Now, Jessie Holmes is the sixth.
Just after midnight Wednesday, the Phenix City-native won the famed Alaskan race, just as the sun was going down along the Bering Strait in Nome. The race, which has been a point of pride in Alaska since 1973, runs over 1,000 miles from Anchorage, Alaska to Nome.
Holmes first won the race in 2025 and has competed in the Iditarod every year since 2018. In total, he completed the 2026 race in 9 days, 7 hours, 32 minutes and 51 seconds, beating his time during his first win last year by nearly a day. In 2025, weather conditions changed different routes along the race, making it the longest race in the sport’s history with over 1,200 miles.
Holmes’ story began 4,000 miles away from Alaska in Phenix City, Alabama, where he grew up with his mother, dreaming of living on the land like Robert Redford in “Jeremiah Johnson.” At the same time, Holmes was a lover of dogs, often taking in strays from the woods outside the house.

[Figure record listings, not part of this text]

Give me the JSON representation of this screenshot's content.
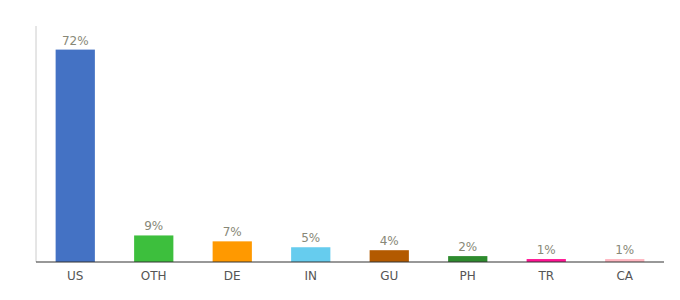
{
  "chart_data": {
    "type": "bar",
    "categories": [
      "US",
      "OTH",
      "DE",
      "IN",
      "GU",
      "PH",
      "TR",
      "CA"
    ],
    "values": [
      72,
      9,
      7,
      5,
      4,
      2,
      1,
      1
    ],
    "value_labels": [
      "72%",
      "9%",
      "7%",
      "5%",
      "4%",
      "2%",
      "1%",
      "1%"
    ],
    "colors": [
      "#4472C4",
      "#3DBF3D",
      "#FF9900",
      "#66CCEE",
      "#B35A00",
      "#2E8B2E",
      "#FF1493",
      "#FFB6C1"
    ],
    "ylim": [
      0,
      80
    ],
    "data_labels": true,
    "tick_labels": "x",
    "grid": false
  }
}
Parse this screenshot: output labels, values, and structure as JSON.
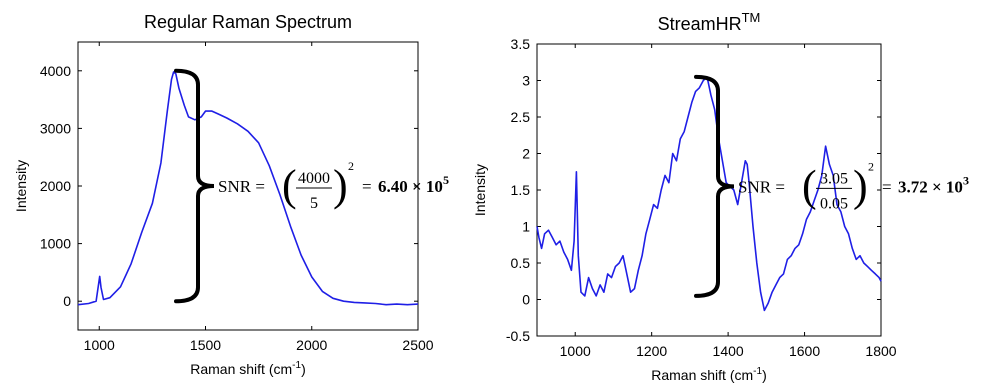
{
  "chart_data": [
    {
      "type": "line",
      "title": "Regular Raman Spectrum",
      "xlabel": "Raman shift (cm",
      "xlabel_sup": "-1",
      "xlabel_end": ")",
      "ylabel": "Intensity",
      "xlim": [
        900,
        2500
      ],
      "ylim": [
        -500,
        4500
      ],
      "x_ticks": [
        1000,
        1500,
        2000,
        2500
      ],
      "y_ticks": [
        0,
        1000,
        2000,
        3000,
        4000
      ],
      "line_color": "#1f1fe6",
      "series": [
        {
          "x": [
            900,
            950,
            985,
            995,
            1002,
            1008,
            1020,
            1050,
            1100,
            1150,
            1200,
            1250,
            1290,
            1320,
            1340,
            1350,
            1360,
            1375,
            1400,
            1420,
            1450,
            1480,
            1500,
            1530,
            1560,
            1600,
            1650,
            1700,
            1750,
            1800,
            1850,
            1900,
            1950,
            2000,
            2050,
            2100,
            2150,
            2200,
            2250,
            2300,
            2350,
            2400,
            2450,
            2500
          ],
          "values": [
            -60,
            -40,
            0,
            250,
            430,
            240,
            30,
            60,
            250,
            650,
            1200,
            1700,
            2400,
            3300,
            3850,
            3980,
            3950,
            3700,
            3400,
            3200,
            3150,
            3200,
            3300,
            3300,
            3250,
            3180,
            3080,
            2950,
            2750,
            2350,
            1850,
            1300,
            800,
            420,
            170,
            50,
            0,
            -20,
            -30,
            -40,
            -60,
            -50,
            -60,
            -50
          ]
        }
      ],
      "bracket": {
        "label_parts": [
          "SNR = ",
          "4000",
          "5",
          "2",
          "= ",
          "6.40",
          " × ",
          "10",
          "5"
        ],
        "from": 0,
        "to": 4000
      }
    },
    {
      "type": "line",
      "title": "StreamHR",
      "title_sup": "TM",
      "xlabel": "Raman shift (cm",
      "xlabel_sup": "-1",
      "xlabel_end": ")",
      "ylabel": "Intensity",
      "xlim": [
        900,
        1800
      ],
      "ylim": [
        -0.5,
        3.5
      ],
      "x_ticks": [
        1000,
        1200,
        1400,
        1600,
        1800
      ],
      "y_ticks": [
        -0.5,
        0,
        0.5,
        1,
        1.5,
        2,
        2.5,
        3,
        3.5
      ],
      "line_color": "#1f1fe6",
      "series": [
        {
          "x": [
            900,
            905,
            912,
            920,
            930,
            940,
            950,
            960,
            970,
            980,
            990,
            997,
            1003,
            1008,
            1015,
            1025,
            1035,
            1045,
            1055,
            1065,
            1075,
            1085,
            1095,
            1105,
            1115,
            1125,
            1135,
            1145,
            1155,
            1165,
            1175,
            1185,
            1195,
            1205,
            1215,
            1225,
            1235,
            1245,
            1255,
            1265,
            1275,
            1285,
            1295,
            1305,
            1315,
            1325,
            1335,
            1345,
            1355,
            1365,
            1375,
            1385,
            1395,
            1405,
            1415,
            1425,
            1435,
            1445,
            1450,
            1455,
            1465,
            1475,
            1485,
            1495,
            1505,
            1515,
            1525,
            1535,
            1545,
            1555,
            1565,
            1575,
            1585,
            1595,
            1605,
            1615,
            1625,
            1635,
            1645,
            1655,
            1665,
            1675,
            1685,
            1695,
            1705,
            1715,
            1725,
            1735,
            1745,
            1755,
            1765,
            1775,
            1785,
            1795,
            1800
          ],
          "values": [
            1.0,
            0.85,
            0.7,
            0.9,
            0.95,
            0.85,
            0.75,
            0.8,
            0.65,
            0.55,
            0.4,
            0.8,
            1.75,
            0.6,
            0.1,
            0.05,
            0.3,
            0.15,
            0.05,
            0.2,
            0.1,
            0.35,
            0.3,
            0.45,
            0.5,
            0.6,
            0.35,
            0.1,
            0.15,
            0.4,
            0.6,
            0.9,
            1.1,
            1.3,
            1.25,
            1.5,
            1.7,
            1.6,
            2.0,
            1.9,
            2.2,
            2.3,
            2.5,
            2.7,
            2.85,
            2.9,
            3.0,
            3.05,
            2.8,
            2.6,
            2.2,
            1.9,
            1.6,
            1.55,
            1.5,
            1.3,
            1.6,
            1.9,
            1.85,
            1.6,
            1.0,
            0.5,
            0.1,
            -0.15,
            -0.05,
            0.1,
            0.2,
            0.3,
            0.35,
            0.55,
            0.6,
            0.7,
            0.75,
            0.9,
            1.1,
            1.2,
            1.35,
            1.5,
            1.7,
            2.1,
            1.85,
            1.7,
            1.3,
            1.2,
            1.0,
            0.9,
            0.7,
            0.55,
            0.6,
            0.5,
            0.45,
            0.4,
            0.35,
            0.3,
            0.25
          ]
        }
      ],
      "bracket": {
        "label_parts": [
          "SNR = ",
          "3.05",
          "0.05",
          "2",
          "= ",
          "3.72",
          " × ",
          "10",
          "3"
        ],
        "from": 0.05,
        "to": 3.05
      }
    }
  ]
}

Holmes left Alabama shortly before 2000, making his way across the country and up into Canada, often doing different odd jobs, from carpentry to tree removal. By 2004, he had made his way up to Alaska. While working for a family in the Yukon, he had his first experience with sled dog racing, a sport that he immediately fell in love with and would change his life.
“I just fell in love with the lifestyle,” he said in 2024. “I fell in love with the dogs out in the wilderness.”
It wouldn’t be until a few years later that Holmes would enter his first sled dog race, coming up last. He wouldn’t race again for another three to four years, but he soon began winning races. By 2018, he decided to compete in the Iditarod for the first time.
I kind of had to say, “Are we going to chase this?” Holmes said in an interview with CBS 42 in 2024. “Do I want to go down this road?”
For several years, Holmes was a cast member of “Life Below Zero” on National Geographic.
With his second win, Holmes received an $80,000 grand prize.
The Iditarod has been an Alaskan tradition since 1973.